Tunisie

Tunisie : 5e place en Afrique selon l’évaluation 2025 de la Banque mondiale

La Tunisie occupe la cinquième place sur dix pays africains évalués dans le rapport “Business Ready 2025” de la Banque mondiale, avec un score global d’environ 52,7 points sur 100. Dans ce classement, la Tunisie enregistre des résultats contrastés : 62,56 points dans le cadre réglementaire, 43,02 points dans les services publics et 52,46 points dans l’efficacité opérationnelle.


La Tunisie se classe au cinquième rang parmi dix pays africains dans le rapport “Business Ready 2025” de la Banque mondiale, avec un score global d’environ 52,7 points sur 100, ce qui est inférieur à la moyenne mondiale. Ce classement reflète la position intermédiaire du pays, marquée par des acquis structurels significatifs et des défis persistants concernant son environnement des affaires.

Au niveau continental, la Tunisie est surpassée par Maurice, le Rwanda, le Maroc et le Ghana, tout en devançant d’autres économies africaines telles que le Sénégal, le Togo, le Bénin, la Côte d’Ivoire et le Cameroun. À l’échelle régionale, elle reste derrière le Maroc, qui obtient environ 63 points, tandis que l’Algérie n’apparaît pas dans cette édition du rapport.

Le rapport Business Ready (B-READY) introduit par la Banque mondiale est un nouvel outil d’évaluation qui remplace l’ancien indicateur “Doing Business”, abandonné en 2021. L’édition 2025 constitue l’une des premières publications de ce nouveau système, qui est encore en cours de déploiement.

Ce dispositif vise à évaluer la qualité de l’environnement des affaires de manière plus globale et équilibrée. Il ne se limite pas simplement aux lois et réglementations, mais inclut également leur application concrète.

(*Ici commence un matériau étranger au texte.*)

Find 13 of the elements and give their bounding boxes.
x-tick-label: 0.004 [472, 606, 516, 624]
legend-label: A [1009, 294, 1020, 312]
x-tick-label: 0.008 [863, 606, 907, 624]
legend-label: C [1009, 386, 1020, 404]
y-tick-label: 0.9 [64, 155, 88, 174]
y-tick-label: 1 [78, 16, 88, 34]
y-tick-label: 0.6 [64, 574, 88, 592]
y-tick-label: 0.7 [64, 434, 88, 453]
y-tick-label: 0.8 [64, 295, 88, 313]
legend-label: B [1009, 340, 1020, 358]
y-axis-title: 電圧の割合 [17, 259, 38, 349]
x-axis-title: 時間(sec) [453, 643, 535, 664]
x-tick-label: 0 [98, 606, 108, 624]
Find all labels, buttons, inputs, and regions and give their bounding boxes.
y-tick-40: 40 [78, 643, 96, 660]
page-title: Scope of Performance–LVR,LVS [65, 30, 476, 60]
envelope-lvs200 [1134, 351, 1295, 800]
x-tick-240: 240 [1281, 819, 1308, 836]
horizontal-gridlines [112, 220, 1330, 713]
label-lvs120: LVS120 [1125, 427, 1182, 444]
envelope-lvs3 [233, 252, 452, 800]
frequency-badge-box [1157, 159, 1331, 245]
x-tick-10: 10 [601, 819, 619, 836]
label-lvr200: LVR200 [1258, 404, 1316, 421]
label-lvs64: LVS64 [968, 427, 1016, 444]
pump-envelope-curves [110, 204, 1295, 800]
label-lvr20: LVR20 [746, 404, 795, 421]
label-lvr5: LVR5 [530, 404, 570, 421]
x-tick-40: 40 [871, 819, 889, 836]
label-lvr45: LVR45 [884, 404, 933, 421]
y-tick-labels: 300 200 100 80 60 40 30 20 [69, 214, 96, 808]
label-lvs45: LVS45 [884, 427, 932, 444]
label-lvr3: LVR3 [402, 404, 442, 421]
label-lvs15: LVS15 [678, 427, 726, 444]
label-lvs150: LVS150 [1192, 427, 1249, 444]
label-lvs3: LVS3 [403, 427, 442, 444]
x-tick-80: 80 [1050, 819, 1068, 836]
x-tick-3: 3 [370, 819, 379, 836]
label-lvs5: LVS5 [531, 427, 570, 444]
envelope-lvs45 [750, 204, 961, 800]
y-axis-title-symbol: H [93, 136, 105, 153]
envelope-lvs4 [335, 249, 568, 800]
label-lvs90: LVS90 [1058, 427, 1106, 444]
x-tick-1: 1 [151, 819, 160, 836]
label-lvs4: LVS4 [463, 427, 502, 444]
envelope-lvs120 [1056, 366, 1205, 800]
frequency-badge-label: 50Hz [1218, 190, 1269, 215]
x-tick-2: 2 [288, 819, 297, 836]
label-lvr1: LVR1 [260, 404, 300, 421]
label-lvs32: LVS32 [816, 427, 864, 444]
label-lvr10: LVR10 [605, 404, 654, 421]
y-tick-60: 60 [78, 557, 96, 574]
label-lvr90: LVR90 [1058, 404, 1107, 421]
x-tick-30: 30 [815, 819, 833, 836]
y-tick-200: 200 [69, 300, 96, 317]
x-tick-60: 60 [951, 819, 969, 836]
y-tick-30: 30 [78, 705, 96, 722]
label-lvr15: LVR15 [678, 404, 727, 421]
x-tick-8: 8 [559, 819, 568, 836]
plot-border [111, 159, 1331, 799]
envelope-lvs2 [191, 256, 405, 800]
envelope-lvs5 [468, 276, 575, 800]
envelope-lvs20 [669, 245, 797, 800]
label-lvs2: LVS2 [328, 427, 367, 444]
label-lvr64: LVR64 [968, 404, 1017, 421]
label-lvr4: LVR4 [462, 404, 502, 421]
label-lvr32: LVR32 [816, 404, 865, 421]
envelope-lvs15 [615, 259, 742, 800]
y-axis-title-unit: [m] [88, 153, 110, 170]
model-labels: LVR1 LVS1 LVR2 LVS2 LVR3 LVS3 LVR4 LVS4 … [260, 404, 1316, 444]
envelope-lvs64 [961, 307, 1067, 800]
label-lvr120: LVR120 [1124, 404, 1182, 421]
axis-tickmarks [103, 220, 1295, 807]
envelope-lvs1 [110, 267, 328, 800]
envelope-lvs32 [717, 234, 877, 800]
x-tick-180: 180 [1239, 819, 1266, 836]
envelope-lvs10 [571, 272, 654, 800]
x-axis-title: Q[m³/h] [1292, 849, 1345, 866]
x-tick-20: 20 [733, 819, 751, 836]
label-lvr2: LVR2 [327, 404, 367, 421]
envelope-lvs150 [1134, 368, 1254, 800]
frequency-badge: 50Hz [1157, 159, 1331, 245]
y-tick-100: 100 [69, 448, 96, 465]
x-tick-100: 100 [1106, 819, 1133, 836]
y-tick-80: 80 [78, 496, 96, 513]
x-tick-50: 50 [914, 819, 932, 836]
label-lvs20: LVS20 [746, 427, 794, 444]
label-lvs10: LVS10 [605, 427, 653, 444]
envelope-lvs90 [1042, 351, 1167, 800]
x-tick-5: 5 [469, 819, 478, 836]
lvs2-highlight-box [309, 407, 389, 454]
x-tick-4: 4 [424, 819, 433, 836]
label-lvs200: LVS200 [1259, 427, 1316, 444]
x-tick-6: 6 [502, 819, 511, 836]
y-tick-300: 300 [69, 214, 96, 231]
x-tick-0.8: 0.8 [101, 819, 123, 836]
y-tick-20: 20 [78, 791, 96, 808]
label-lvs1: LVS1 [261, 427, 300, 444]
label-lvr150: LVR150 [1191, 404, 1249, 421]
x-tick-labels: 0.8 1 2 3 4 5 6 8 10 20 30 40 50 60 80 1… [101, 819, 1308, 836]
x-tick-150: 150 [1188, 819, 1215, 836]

Selon la Banque mondiale, la méthodologie B-READY repose sur trois piliers principaux : le cadre réglementaire (lois et règles pour les entreprises), les services publics associés aux entreprises et l’efficacité opérationnelle, c’est-à-dire la mise en pratique des règles.

Le rapport traite aussi de plusieurs aspects clés du cycle de vie des entreprises, y compris la création d’entreprises, l’accès aux services publics, le système fiscal, le commerce international, le marché du travail, les services financiers, la résolution des litiges et les questions d’insolvabilité.

L’objectif est de combiner les données légales avec celles fournies par les entreprises pour mieux refléter la réalité du terrain.

Concernant les performances de la Tunisie selon les indicateurs, le pays obtient des résultats variés : 62,56 points pour le cadre réglementaire, 43,02 points pour les services publics et 52,46 points pour l’efficacité opérationnelle.

D’après le rapport, la Tunisie se démarque particulièrement dans le domaine de la création d’entreprises, avec environ 87 points, ce qui représente l’un de ses meilleurs résultats. Cependant, des faiblesses importantes persistent dans les domaines de l’insolvabilité et du règlement des litiges, affectant ainsi son score global.

Bien que sa position soit moyenne, la Tunisie possède des atouts non négligeables. Sa situation géographique, proche de l’Europe, favorise les échanges commerciaux et attire les investissements étrangers. Le pays dispose également d’infrastructures relativement avancées, notamment dans les secteurs du transport, de l’énergie et des télécommunications.

De plus, la Tunisie bénéficie d’un capital humain qualifié, avec un afflux constant de diplômés dans les domaines de l’ingénierie, des technologies et des services. Cette ressource humaine constitue un levier clé pour le développement de l’économie numérique et des industries à forte valeur ajoutée.

La Tunisie jouit aussi d’une certaine stabilité institutionnelle et administrative, perçue comme un facteur de sécurité pour les investisseurs. Néanmoins, ces avantages sont partiellement entravés par la lenteur des procédures administratives, la complexité des démarches et le fossé entre les textes juridiques et leur application réelle.

La position de la Tunisie parmi les économies moyennes résulte principalement de cet écart entre le cadre réglementaire et sa mise en œuvre. Bien que des lois et réformes existent, leur application reste inégale, limitant l’efficacité globale de l’environnement des affaires.

Dans ce contexte, l’amélioration du classement de la Tunisie dépendrait surtout de la simplification administrative, de la numérisation des services publics et de la réduction des délais de traitement des procédures économiques et judiciaires.